We often think that AI can, someday, be the answer to all our problems – or at least find the answers to all our recruiting questions. How can I find the right job seekers? Which questions should I ask during a phone screening? Who are the best candidates in my applicant pool?
In 2017, SourceCon put that final question to the test and pitted an artificial intelligence from Brilent against human recruiters in a grandmaster challenge aptly dubbed “Human vs Machine.” The challenge required recruiters and the AI to review 5,500 resumes and identify the people who were actually hired for three positions. And luckily for us humans, the humans won. But there is more to the story than just the winners and losers. While the humans took first and second place, the AI rounded out the top three. But the more important number to look at was how long it took each participant to come up with an answer. It’s no surprise to learn that the AI tool could tackle this challenge in no time flat: 3.2 seconds, to be exact. But the humans spent 4-25 hours researching and submitting their answers, significantly more time than the AI.
I think the lesson here is that finding the cream of the crop shouldn’t be left to either humans or AI. Instead, it should be a mix of both. Think of what could have happened if the humans had used the AI to at least reduce the resumes down to a 1,000 or even a hundred. Think of how much time this would have saved them So, while AI can perform tasks faster, humans are still capable of producing higher quality results in many cases, often because of our unique abilities like deductive reasoning and creative problem-solving. (We highly recommend clicking the link above and reading more about how the humans found the correct answers!) It’s worth noting that all of the human competitors relied on technology to aid their research, but the success is in knowing when and how to turn to tech.
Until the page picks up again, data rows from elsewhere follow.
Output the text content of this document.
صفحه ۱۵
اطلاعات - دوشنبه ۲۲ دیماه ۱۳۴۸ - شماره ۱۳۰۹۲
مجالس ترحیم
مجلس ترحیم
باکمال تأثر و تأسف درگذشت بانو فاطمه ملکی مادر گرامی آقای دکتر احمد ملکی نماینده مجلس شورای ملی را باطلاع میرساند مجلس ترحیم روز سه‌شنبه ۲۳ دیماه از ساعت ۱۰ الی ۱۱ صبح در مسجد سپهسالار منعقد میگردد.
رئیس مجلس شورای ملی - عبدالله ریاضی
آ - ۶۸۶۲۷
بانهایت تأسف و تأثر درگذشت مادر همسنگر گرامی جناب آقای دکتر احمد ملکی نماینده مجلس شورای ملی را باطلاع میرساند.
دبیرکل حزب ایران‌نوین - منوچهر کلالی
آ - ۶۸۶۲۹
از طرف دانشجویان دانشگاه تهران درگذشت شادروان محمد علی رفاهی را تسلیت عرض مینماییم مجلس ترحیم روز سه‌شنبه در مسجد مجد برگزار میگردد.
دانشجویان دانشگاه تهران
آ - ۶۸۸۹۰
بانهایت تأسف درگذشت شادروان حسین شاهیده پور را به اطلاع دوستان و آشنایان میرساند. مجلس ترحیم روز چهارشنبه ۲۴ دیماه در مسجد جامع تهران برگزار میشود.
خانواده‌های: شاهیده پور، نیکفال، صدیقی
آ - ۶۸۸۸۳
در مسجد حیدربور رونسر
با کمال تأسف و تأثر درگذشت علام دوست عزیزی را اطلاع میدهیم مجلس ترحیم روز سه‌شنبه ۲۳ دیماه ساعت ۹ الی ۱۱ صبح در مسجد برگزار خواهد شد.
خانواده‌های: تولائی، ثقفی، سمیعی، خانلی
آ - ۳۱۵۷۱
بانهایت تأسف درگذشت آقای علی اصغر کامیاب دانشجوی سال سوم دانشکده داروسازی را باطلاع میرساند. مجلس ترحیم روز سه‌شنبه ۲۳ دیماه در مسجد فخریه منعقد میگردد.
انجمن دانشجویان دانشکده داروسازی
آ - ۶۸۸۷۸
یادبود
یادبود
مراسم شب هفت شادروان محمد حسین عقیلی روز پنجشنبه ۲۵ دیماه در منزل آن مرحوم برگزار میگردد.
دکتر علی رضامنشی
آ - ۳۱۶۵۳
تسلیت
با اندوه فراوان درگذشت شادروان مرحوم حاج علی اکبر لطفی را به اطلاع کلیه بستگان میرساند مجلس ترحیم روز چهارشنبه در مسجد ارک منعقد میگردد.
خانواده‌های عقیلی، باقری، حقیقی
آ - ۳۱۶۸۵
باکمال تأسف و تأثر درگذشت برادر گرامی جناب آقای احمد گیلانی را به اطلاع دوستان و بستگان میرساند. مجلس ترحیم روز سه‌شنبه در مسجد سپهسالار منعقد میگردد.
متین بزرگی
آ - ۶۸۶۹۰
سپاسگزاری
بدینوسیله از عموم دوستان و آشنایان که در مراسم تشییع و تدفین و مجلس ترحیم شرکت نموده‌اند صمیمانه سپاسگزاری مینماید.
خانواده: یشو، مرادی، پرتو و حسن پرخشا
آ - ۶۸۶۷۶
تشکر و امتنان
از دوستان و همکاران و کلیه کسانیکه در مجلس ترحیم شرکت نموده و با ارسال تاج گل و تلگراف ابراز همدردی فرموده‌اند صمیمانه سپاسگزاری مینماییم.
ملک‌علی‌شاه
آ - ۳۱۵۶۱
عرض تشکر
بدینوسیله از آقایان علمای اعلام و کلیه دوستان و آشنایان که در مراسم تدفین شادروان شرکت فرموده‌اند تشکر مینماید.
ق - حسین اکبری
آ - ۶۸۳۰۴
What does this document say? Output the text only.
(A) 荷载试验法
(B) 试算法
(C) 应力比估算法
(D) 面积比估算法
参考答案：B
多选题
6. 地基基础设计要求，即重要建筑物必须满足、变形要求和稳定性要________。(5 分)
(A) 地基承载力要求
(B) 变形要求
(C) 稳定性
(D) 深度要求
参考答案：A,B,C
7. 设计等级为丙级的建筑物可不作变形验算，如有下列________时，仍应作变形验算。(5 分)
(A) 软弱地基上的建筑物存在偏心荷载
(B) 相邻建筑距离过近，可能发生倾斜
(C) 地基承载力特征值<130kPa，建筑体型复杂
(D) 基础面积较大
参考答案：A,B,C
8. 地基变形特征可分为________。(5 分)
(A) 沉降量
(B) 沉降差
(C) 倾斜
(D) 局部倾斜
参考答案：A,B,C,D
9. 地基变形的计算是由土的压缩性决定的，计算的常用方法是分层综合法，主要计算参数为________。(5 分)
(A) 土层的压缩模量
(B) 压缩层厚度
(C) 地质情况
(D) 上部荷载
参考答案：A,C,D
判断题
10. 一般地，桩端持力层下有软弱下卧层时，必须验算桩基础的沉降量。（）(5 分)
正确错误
Stay in touch with your actual human resources
Your future employers need talent acquisition leaders with a strong holistic understanding of how the organization functions. Beyond the numbers and the written goals, you’ll need to be intimately familiar with the organizational goals and culture, the needs and challenges of your internal customers, and all the other things AI can’t comprehend. You may use tech tools to help inform this view (like social listening tools, employee surveys, and so forth), and certainly technology will help you execute your talent acquisition initiatives. But TA professionals who are genuinely connected with the human stories beyond the data will be able to provide value throughout their career.
Be able to propose solutions
As illustrated by the Human vs. Machine challenge story above, humans who know how and when to implement technology will be able to achieve greater results. As digital transformation continues to challenge HR leaders, these decisions will become more crucial and more nuanced than ever before. If you can use your creative problem solving skills to propose solutions that include human and AI roles, future employers will benefit from your judgment.
In a larger sense, future TA leaders need to understand how the entire business operates, how departments work together, and how those things inform the recruiting process. Embracing strategic thinking will help you work with AI in any capacity inside the organization, which will undoubtedly be relevant for decades to come.
Technology can offer humans a lot of advantages. It will certainly replace some of the tasks we have to perform, and with that newfound free time, human talent acquisition leaders need to seize the opportunity to invest in the skills that will offer value to future employers. If you want to create a long, stable career in human resources, understanding the benefits and limitations of AI is crucial.